Is zachgodsell93/shopify-admin-api safe?
https://clawhub.ai/zachgodsell93/shopify-admin-api
This skill provides comprehensive documentation for Shopify Admin API integration, enabling full store management capabilities. While the functionality is powerful and requires significant privileges, the skill contains only documentation with no executable code, shows no signs of malicious behavior, and maintains proper canary integrity.
Category Scores
Findings (4)
MEDIUM Broad Administrative Permissions -15 ▶
The skill requests comprehensive access to Shopify store administration including orders, customers, products, inventory, financial transactions, and webhooks. While legitimate for its intended purpose, this represents significant privilege escalation.

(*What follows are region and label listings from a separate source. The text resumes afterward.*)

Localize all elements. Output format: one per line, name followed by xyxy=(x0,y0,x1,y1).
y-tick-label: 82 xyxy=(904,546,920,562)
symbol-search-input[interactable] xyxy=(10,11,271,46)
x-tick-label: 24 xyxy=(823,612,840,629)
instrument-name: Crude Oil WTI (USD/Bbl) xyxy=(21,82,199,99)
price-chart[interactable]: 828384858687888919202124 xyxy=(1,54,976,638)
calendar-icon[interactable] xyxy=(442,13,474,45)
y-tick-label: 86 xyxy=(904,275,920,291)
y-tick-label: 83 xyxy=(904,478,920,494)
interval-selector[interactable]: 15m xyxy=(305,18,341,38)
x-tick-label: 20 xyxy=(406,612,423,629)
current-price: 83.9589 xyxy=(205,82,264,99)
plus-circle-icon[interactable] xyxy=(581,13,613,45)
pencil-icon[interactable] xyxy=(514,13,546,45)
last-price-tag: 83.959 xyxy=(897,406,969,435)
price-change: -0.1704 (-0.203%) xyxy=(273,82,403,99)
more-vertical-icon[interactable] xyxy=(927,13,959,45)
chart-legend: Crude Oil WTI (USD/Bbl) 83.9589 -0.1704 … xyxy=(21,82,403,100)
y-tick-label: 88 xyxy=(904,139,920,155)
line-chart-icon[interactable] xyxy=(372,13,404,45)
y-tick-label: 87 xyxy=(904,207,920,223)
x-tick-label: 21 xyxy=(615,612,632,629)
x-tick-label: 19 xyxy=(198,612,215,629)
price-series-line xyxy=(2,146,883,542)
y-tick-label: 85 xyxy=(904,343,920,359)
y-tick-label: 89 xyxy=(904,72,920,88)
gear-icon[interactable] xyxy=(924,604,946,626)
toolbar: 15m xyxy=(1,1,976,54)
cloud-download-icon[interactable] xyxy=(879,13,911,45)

LOW External API Communication by Design -10 ▶
The skill is designed to communicate with external Shopify APIs, which involves transmitting potentially sensitive business data over the network. This is expected behavior but represents data leaving the local environment.
LOW Network Activity During Installation -5 ▶
Installation involved connections to external services beyond the expected clawhub.ai registry, including CDN endpoints.
MEDIUM High-Privilege Functionality Risk -20 ▶
The skill provides access to critical business functions including financial transactions, customer data, and inventory management. While apparently legitimate, compromise of the associated credentials could enable significant business disruption.